Ill-Starred ‘Star Wars’ Tests
It should surprise no one that the first test in two years of the “Star Wars” missile defense system fizzled Wednesday when a “kill vehicle” never left its silo in the Marshall Islands. The startling thing would have been if the $85-million test had succeeded.
Ever since President Reagan called for this ill-conceived system in March 1983, his conservative acolytes -- including President Bush -- have been determined to make it a reality despite widespread evidence of its impracticality. Two decades later, it has still gone nowhere despite Bush’s rash promise that he would have a limited system in place by the end of 2004.
The government has spent about $130 billion on the program and is slated to invest $50 billion more over the next five years.

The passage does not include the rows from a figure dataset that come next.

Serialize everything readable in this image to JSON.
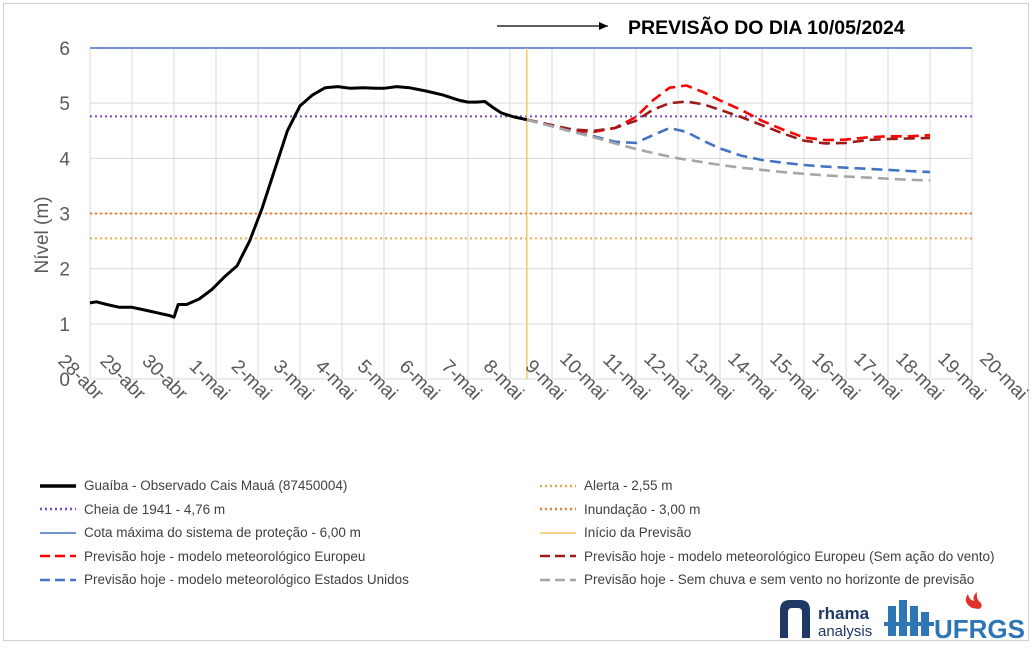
{
  "chart_data": {
    "type": "line",
    "title": "PREVISÃO DO DIA 10/05/2024",
    "ylabel": "Nível (m)",
    "xlabel": "",
    "ylim": [
      0,
      6
    ],
    "yticks": [
      "0",
      "1",
      "2",
      "3",
      "4",
      "5",
      "6"
    ],
    "categories": [
      "28-abr",
      "29-abr",
      "30-abr",
      "1-mai",
      "2-mai",
      "3-mai",
      "4-mai",
      "5-mai",
      "6-mai",
      "7-mai",
      "8-mai",
      "9-mai",
      "10-mai",
      "11-mai",
      "12-mai",
      "13-mai",
      "14-mai",
      "15-mai",
      "16-mai",
      "17-mai",
      "18-mai",
      "19-mai",
      "20-mai"
    ],
    "grid": true,
    "legend_position": "bottom",
    "reference_lines": [
      {
        "name": "Alerta  - 2,55 m",
        "y": 2.55,
        "color": "#e8a94e",
        "style": "dotted"
      },
      {
        "name": "Cheia de 1941 - 4,76 m",
        "y": 4.76,
        "color": "#7b4bc9",
        "style": "dotted"
      },
      {
        "name": "Inundação - 3,00 m",
        "y": 3.0,
        "color": "#ed7d31",
        "style": "dotted"
      },
      {
        "name": "Cota máxima do sistema de proteção - 6,00 m",
        "y": 6.0,
        "color": "#4472c4",
        "style": "solid"
      }
    ],
    "vertical_lines": [
      {
        "name": "Início da Previsão",
        "x": 10.4,
        "color": "#f2c462"
      }
    ],
    "series": [
      {
        "name": "Guaíba - Observado Cais Mauá (87450004)",
        "color": "#000000",
        "style": "solid",
        "x": [
          0,
          0.15,
          0.4,
          0.7,
          1.0,
          1.3,
          1.6,
          1.9,
          2.0,
          2.1,
          2.3,
          2.6,
          2.9,
          3.2,
          3.5,
          3.8,
          4.1,
          4.4,
          4.7,
          5.0,
          5.3,
          5.6,
          5.9,
          6.2,
          6.5,
          6.8,
          7.0,
          7.3,
          7.6,
          8.0,
          8.4,
          8.8,
          9.0,
          9.2,
          9.4,
          9.6,
          9.8,
          10.1,
          10.4
        ],
        "y": [
          1.38,
          1.4,
          1.35,
          1.3,
          1.3,
          1.25,
          1.2,
          1.15,
          1.12,
          1.35,
          1.35,
          1.45,
          1.62,
          1.85,
          2.05,
          2.5,
          3.1,
          3.8,
          4.5,
          4.95,
          5.15,
          5.28,
          5.3,
          5.27,
          5.28,
          5.27,
          5.27,
          5.3,
          5.28,
          5.22,
          5.15,
          5.05,
          5.02,
          5.02,
          5.03,
          4.92,
          4.82,
          4.75,
          4.7
        ]
      },
      {
        "name": "Previsão hoje - modelo meteorológico Europeu",
        "color": "#ff0000",
        "style": "dashed",
        "x": [
          10.4,
          11.0,
          11.5,
          12.0,
          12.5,
          13.0,
          13.4,
          13.8,
          14.2,
          14.6,
          15.0,
          15.5,
          16.0,
          16.5,
          17.0,
          17.5,
          18.0,
          18.5,
          19.0,
          19.5,
          20.0
        ],
        "y": [
          4.7,
          4.6,
          4.5,
          4.48,
          4.55,
          4.75,
          5.05,
          5.28,
          5.32,
          5.2,
          5.05,
          4.88,
          4.68,
          4.52,
          4.38,
          4.33,
          4.34,
          4.38,
          4.4,
          4.4,
          4.42
        ]
      },
      {
        "name": "Previsão hoje - modelo meteorológico Europeu (Sem ação do vento)",
        "color": "#9c1a1a",
        "style": "dashed",
        "x": [
          10.4,
          11.0,
          11.5,
          12.0,
          12.5,
          13.0,
          13.4,
          13.8,
          14.2,
          14.6,
          15.0,
          15.5,
          16.0,
          16.5,
          17.0,
          17.5,
          18.0,
          18.5,
          19.0,
          19.5,
          20.0
        ],
        "y": [
          4.7,
          4.6,
          4.52,
          4.5,
          4.55,
          4.68,
          4.88,
          5.0,
          5.03,
          4.98,
          4.88,
          4.75,
          4.6,
          4.45,
          4.32,
          4.27,
          4.28,
          4.33,
          4.35,
          4.36,
          4.37
        ]
      },
      {
        "name": "Previsão hoje - modelo meteorológico Estados Unidos",
        "color": "#4472c4",
        "style": "dashed",
        "x": [
          10.4,
          11.0,
          11.5,
          12.0,
          12.5,
          13.0,
          13.4,
          13.8,
          14.2,
          14.6,
          15.0,
          15.5,
          16.0,
          16.5,
          17.0,
          17.5,
          18.0,
          18.5,
          19.0,
          19.5,
          20.0
        ],
        "y": [
          4.7,
          4.58,
          4.48,
          4.4,
          4.3,
          4.28,
          4.42,
          4.55,
          4.48,
          4.32,
          4.18,
          4.05,
          3.97,
          3.92,
          3.88,
          3.85,
          3.83,
          3.81,
          3.79,
          3.77,
          3.75
        ]
      },
      {
        "name": "Previsão hoje - Sem chuva e sem vento no horizonte de previsão",
        "color": "#a6a6a6",
        "style": "dashed",
        "x": [
          10.4,
          11.0,
          11.5,
          12.0,
          12.5,
          13.0,
          13.5,
          14.0,
          14.5,
          15.0,
          15.5,
          16.0,
          16.5,
          17.0,
          17.5,
          18.0,
          18.5,
          19.0,
          19.5,
          20.0
        ],
        "y": [
          4.7,
          4.58,
          4.48,
          4.38,
          4.27,
          4.17,
          4.08,
          4.0,
          3.94,
          3.88,
          3.83,
          3.79,
          3.75,
          3.72,
          3.69,
          3.67,
          3.65,
          3.63,
          3.61,
          3.6
        ]
      }
    ]
  },
  "legend": [
    {
      "label": "Guaíba - Observado Cais Mauá (87450004)",
      "color": "#000000",
      "style": "solid-thick"
    },
    {
      "label": "Alerta  - 2,55 m",
      "color": "#e8a94e",
      "style": "dotted"
    },
    {
      "label": "Cheia de 1941 - 4,76 m",
      "color": "#7b4bc9",
      "style": "dotted"
    },
    {
      "label": "Inundação - 3,00 m",
      "color": "#ed7d31",
      "style": "dotted"
    },
    {
      "label": "Cota máxima do sistema de proteção - 6,00 m",
      "color": "#4472c4",
      "style": "solid"
    },
    {
      "label": "Início da Previsão",
      "color": "#f2c462",
      "style": "solid"
    },
    {
      "label": "Previsão hoje - modelo meteorológico Europeu",
      "color": "#ff0000",
      "style": "dashed"
    },
    {
      "label": "Previsão hoje - modelo meteorológico Europeu (Sem ação do vento)",
      "color": "#9c1a1a",
      "style": "dashed"
    },
    {
      "label": "Previsão hoje - modelo meteorológico Estados Unidos",
      "color": "#4472c4",
      "style": "dashed"
    },
    {
      "label": "Previsão hoje - Sem chuva e sem vento no horizonte de previsão",
      "color": "#a6a6a6",
      "style": "dashed"
    }
  ],
  "logos": {
    "rhama_line1": "rhama",
    "rhama_line2": "analysis",
    "ufrgs": "UFRGS",
    "rhama_color": "#1f3864",
    "ufrgs_color": "#2e75b6",
    "flame_color": "#e0322a"
  }
}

Yet the only tests that have succeeded were rigged; the missiles being intercepted were equipped with homing devices, something a real attacker probably wouldn’t be considerate enough to include. The most recent test before Wednesday’s, on Dec. 11, 2002, failed when a warhead didn’t detach from its booster rocket.
In the wake of the latest fiasco, Richard Lehner, a spokesman for the Pentagon’s Missile Defense Agency, claimed the test didn’t represent a failure of the system, simply a glitch. This is like a repairman telling you there’s nothing wrong with your car just because it won’t start, that it simply has a mechanical problem.

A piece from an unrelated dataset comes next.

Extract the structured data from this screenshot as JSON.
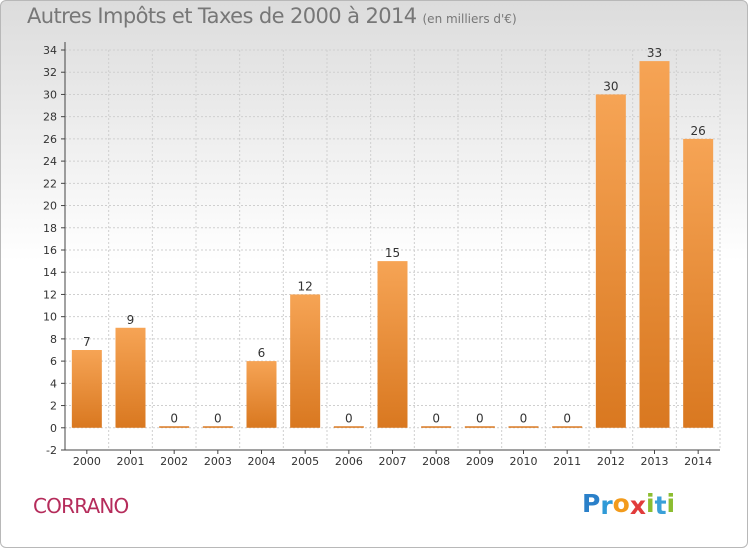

The Bush administration, though, isn’t budging. Defense Secretary Donald H. Rumsfeld, who headed a commission in 1998 warning about missile threats from North Korea and Iran, says a defense is vital. It isn’t. As Greg Thielmann, the director of the State Department’s Bureau of Intelligence and Research during Bush’s first term, has written in Arms Control Today, Rumsfeld contorted the evidence in 1998 to create a North Korean and Iranian missile threat to the United States where none existed, just as he would later do on the issue of Iraqi weapons of mass destruction.
It’s unfathomable how Bush can continue to talk about the need for spending cuts while embracing one of the least successful and costliest military research programs in recent memory.